Dans un premier temps, Julie Hudry et ses confrères du Centre hospitalier universitaire vaudois (CHUV), parmi lesquels le spécialiste de l’EEG Micah Murray, ont constaté que le cerveau des participantes répond en trois temps à la vue d’une assiette, quelle que soit sa taille. «L’activité électrique du cerveau connaît trois pics successifs rapprochés lorsque ces femmes évaluent la portion alimentaire», explique Julie Hudry. Le premier sursaut d’activité survient à peine 100 millisecondes après que la photo apparaît sur l’écran de l’ordinateur, le second à 230 millisecondes, et le troisième à 350 millisecondes. «Une fois ce résultat connu, nous avons déterminé les coordonnées spatiales des sources de ces pics d’activité», poursuit la chercheuse. Résultat, dans un premier temps, ce sont des circuits cérébraux impliqués dans la vision et la récompense qui ont été mis en service, notamment au niveau du cortex préfrontal, la face antérieure du cerveau. Plus l’assiette présentée est remplie, plus ces neurones sont excités, comme si la perspective d’une portion XXL les stimulait d’autant plus.

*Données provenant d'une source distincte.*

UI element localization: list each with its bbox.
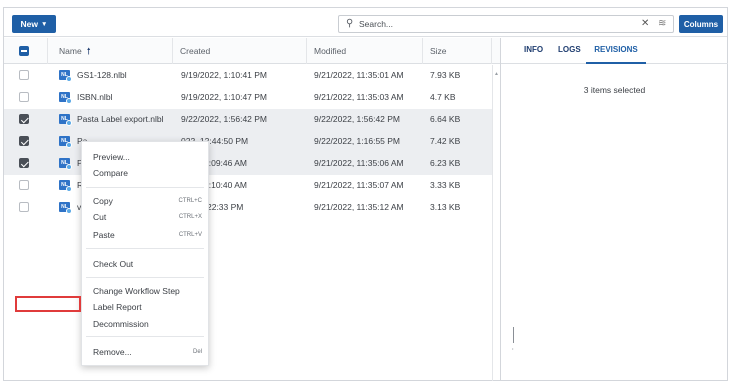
menu-item-remove[interactable]: Remove... <box>93 346 132 358</box>
table-row[interactable]: NL Pa 022, 11:09:46 AM 9/21/2022, 11:35:… <box>4 153 492 175</box>
sort-asc-icon: 🠕 <box>86 46 91 56</box>
menu-divider <box>86 277 204 278</box>
search-icon: ⚲ <box>346 18 354 29</box>
table-row[interactable]: NL Pasta Label export.nlbl 9/22/2022, 1:… <box>4 109 492 131</box>
tab-info[interactable]: INFO <box>524 38 543 64</box>
column-header-modified[interactable]: Modified <box>307 38 423 64</box>
menu-item-compare[interactable]: Compare <box>93 167 128 179</box>
column-header-size[interactable]: Size <box>423 38 492 64</box>
file-label-icon: NL <box>59 114 72 126</box>
menu-item-change-workflow-step[interactable]: Change Workflow Step <box>93 285 180 297</box>
cell-size: 6.23 KB <box>430 158 461 168</box>
cell-size: 7.42 KB <box>430 136 461 146</box>
table-row[interactable]: NL Pa 022, 12:44:50 PM 9/22/2022, 1:16:5… <box>4 131 492 153</box>
vertical-scrollbar[interactable]: ▲ <box>492 65 500 381</box>
context-menu: Preview... Compare Copy CTRL+C Cut CTRL+… <box>81 141 209 366</box>
grid-header: Name 🠕 Created Modified Size <box>4 38 500 64</box>
file-label-icon: NL <box>59 92 72 104</box>
menu-item-preview[interactable]: Preview... <box>93 151 130 163</box>
row-checkbox[interactable] <box>19 136 29 146</box>
cell-modified: 9/21/2022, 11:35:03 AM <box>314 92 404 102</box>
cell-name: GS1-128.nlbl <box>77 70 127 80</box>
panel-splitter[interactable] <box>513 327 514 343</box>
panel-tabs: INFO LOGS REVISIONS <box>501 38 728 64</box>
new-button-label: New <box>20 19 39 29</box>
row-checkbox[interactable] <box>19 158 29 168</box>
cell-created: 9/22/2022, 1:56:42 PM <box>181 114 268 124</box>
new-button[interactable]: New ▼ <box>12 15 56 33</box>
cell-modified: 9/21/2022, 11:35:06 AM <box>314 158 404 168</box>
select-all-checkbox[interactable] <box>19 46 29 56</box>
file-label-icon: NL <box>59 158 72 170</box>
search-box: ⚲ ✕ ≋ <box>338 15 674 33</box>
cell-created: 9/19/2022, 1:10:47 PM <box>181 92 268 102</box>
cell-modified: 9/22/2022, 1:16:55 PM <box>314 136 401 146</box>
cell-size: 3.33 KB <box>430 180 461 190</box>
table-row[interactable]: NL ISBN.nlbl 9/19/2022, 1:10:47 PM 9/21/… <box>4 87 492 109</box>
caret-down-icon: ▼ <box>41 20 48 28</box>
tab-logs[interactable]: LOGS <box>558 38 581 64</box>
scroll-up-icon[interactable]: ▲ <box>494 71 499 77</box>
label-report-highlight <box>15 296 81 312</box>
cell-modified: 9/22/2022, 1:56:42 PM <box>314 114 401 124</box>
menu-item-check-out[interactable]: Check Out <box>93 258 133 270</box>
file-grid: Name 🠕 Created Modified Size NL GS1-128.n… <box>4 38 500 381</box>
row-checkbox[interactable] <box>19 180 29 190</box>
selection-count-text: 3 items selected <box>583 85 646 95</box>
menu-item-decommission[interactable]: Decommission <box>93 318 149 330</box>
cell-size: 4.7 KB <box>430 92 456 102</box>
row-checkbox[interactable] <box>19 114 29 124</box>
cell-name: ISBN.nlbl <box>77 92 113 102</box>
shortcut-paste: CTRL+V <box>178 232 202 238</box>
file-label-icon: NL <box>59 180 72 192</box>
menu-item-label-report[interactable]: Label Report <box>93 301 142 313</box>
row-checkbox[interactable] <box>19 70 29 80</box>
columns-button[interactable]: Columns <box>679 15 723 33</box>
shortcut-copy: CTRL+C <box>178 198 202 204</box>
menu-divider <box>86 187 204 188</box>
row-checkbox[interactable] <box>19 202 29 212</box>
column-header-name[interactable]: Name 🠕 <box>48 38 173 64</box>
details-panel: INFO LOGS REVISIONS 3 items selected <box>500 38 728 381</box>
menu-divider <box>86 248 204 249</box>
menu-item-copy[interactable]: Copy <box>93 195 113 207</box>
file-label-icon: NL <box>59 136 72 148</box>
table-row[interactable]: NL RT 022, 11:10:40 AM 9/21/2022, 11:35:… <box>4 175 492 197</box>
menu-item-paste[interactable]: Paste <box>93 229 115 241</box>
tab-revisions[interactable]: REVISIONS <box>586 38 646 64</box>
toolbar: New ▼ ⚲ ✕ ≋ Columns <box>4 8 727 37</box>
cell-modified: 9/21/2022, 11:35:01 AM <box>314 70 404 80</box>
column-header-name-label: Name <box>59 46 82 56</box>
table-row[interactable]: NL va 022, 1:22:33 PM 9/21/2022, 11:35:1… <box>4 197 492 219</box>
splitter-handle-icon: • <box>512 346 514 351</box>
filter-icon[interactable]: ≋ <box>658 18 666 29</box>
search-input[interactable] <box>359 17 629 31</box>
select-all-cell <box>4 38 48 64</box>
cell-modified: 9/21/2022, 11:35:07 AM <box>314 180 404 190</box>
clear-icon[interactable]: ✕ <box>641 18 649 29</box>
cell-name: Pasta Label export.nlbl <box>77 114 164 124</box>
cell-created: 9/19/2022, 1:10:41 PM <box>181 70 268 80</box>
file-label-icon: NL <box>59 70 72 82</box>
cell-size: 7.93 KB <box>430 70 461 80</box>
file-label-icon: NL <box>59 202 72 214</box>
cell-size: 3.13 KB <box>430 202 461 212</box>
menu-item-cut[interactable]: Cut <box>93 211 106 223</box>
cell-size: 6.64 KB <box>430 114 461 124</box>
row-checkbox[interactable] <box>19 92 29 102</box>
table-row[interactable]: NL GS1-128.nlbl 9/19/2022, 1:10:41 PM 9/… <box>4 65 492 87</box>
shortcut-remove: Del <box>192 349 202 355</box>
column-header-created[interactable]: Created <box>173 38 307 64</box>
shortcut-cut: CTRL+X <box>178 214 202 220</box>
menu-divider <box>86 336 204 337</box>
cell-modified: 9/21/2022, 11:35:12 AM <box>314 202 404 212</box>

Mais un deuxième mécanisme se met en place ensuite, lors du deuxième pic, soit à peine 100 millisecondes plus tard. Ce sont d’autres neurones qui prennent le relais, au niveau «des zones spécialisées dans les processus d’attention et d’adaptation», précise Julie Hudry. Ces neurones sont autrement dit en charge de réflexions plus complexes et plus rationnelles, qui permettent d’évaluer ce qui est bon pour l’organisme («vais-je tenir jusqu’à ce soir avec cette portion?»), indépendamment du plaisir associé. Ces neurones étaient encore plus excités à la vue des assiettes jugées de taille idéale, ce qui suggère qu’ils ont le dernier mot lors du contrôle de la taille de la portion alimentaire.

Tout se passe comme si après une phase initiale d’excitation à la vue de la nourriture, excitation d’autant plus intense que la portion est conséquente, le cerveau devenait subitement plus raisonnable, réfléchissant posément à ce dont l’organisme a réellement besoin. Un peu comme ce qui nous arrive devant un buffet bien garni: on pense d’abord à s’en mettre plein la panse, avant de se raviser et de se contenter d’une quantité bien moindre. Sauf que tous ces neurones sont mis en jeu en une demi-seconde, donc bien en amont de notre réflexion consciente. «Il y a deux mécanismes qui travaillent en parallèle. Le premier jauge ce qu’il y a dans l’assiette – quantité de nourriture, apport calorique, satisfaction qu’on pourra en retirer, etc. Le second est un processus plus rationnel qui permet d’estimer ce dont on a vraiment besoin», résume Julie Hudry.

Ces neurones «rationnels» seraient-ils perturbés chez les obèses? L’hypothèse est séduisante, mais l’étude ne dit rien sur le sujet. Il serait pourtant pertinent de reproduire cette expérience chez des patients obèses, estime le professeur François Pralong, chef du service d’endocrinologie au CHUV: «L’obésité a une origine psychiatrique sur laquelle nous ne pouvons pas ou peu agir pour l’instant. Ces travaux fondamentaux peuvent inspirer de nouvelles thérapies agissant sur les neurones régulant le choix de la portion, que ce soit par stimulation crâniale ou par une approche médicamenteuse.»

«Certains patients atteints de maladies neurologiques ou bien ayant subi des lésions cérébrales souffrent de changements du comportement alimentaire. Est-ce parce que ces neurones sont abîmés?», s’interroge pour sa part François Assal, neurologue aux Hôpitaux universitaires genevois (HUG).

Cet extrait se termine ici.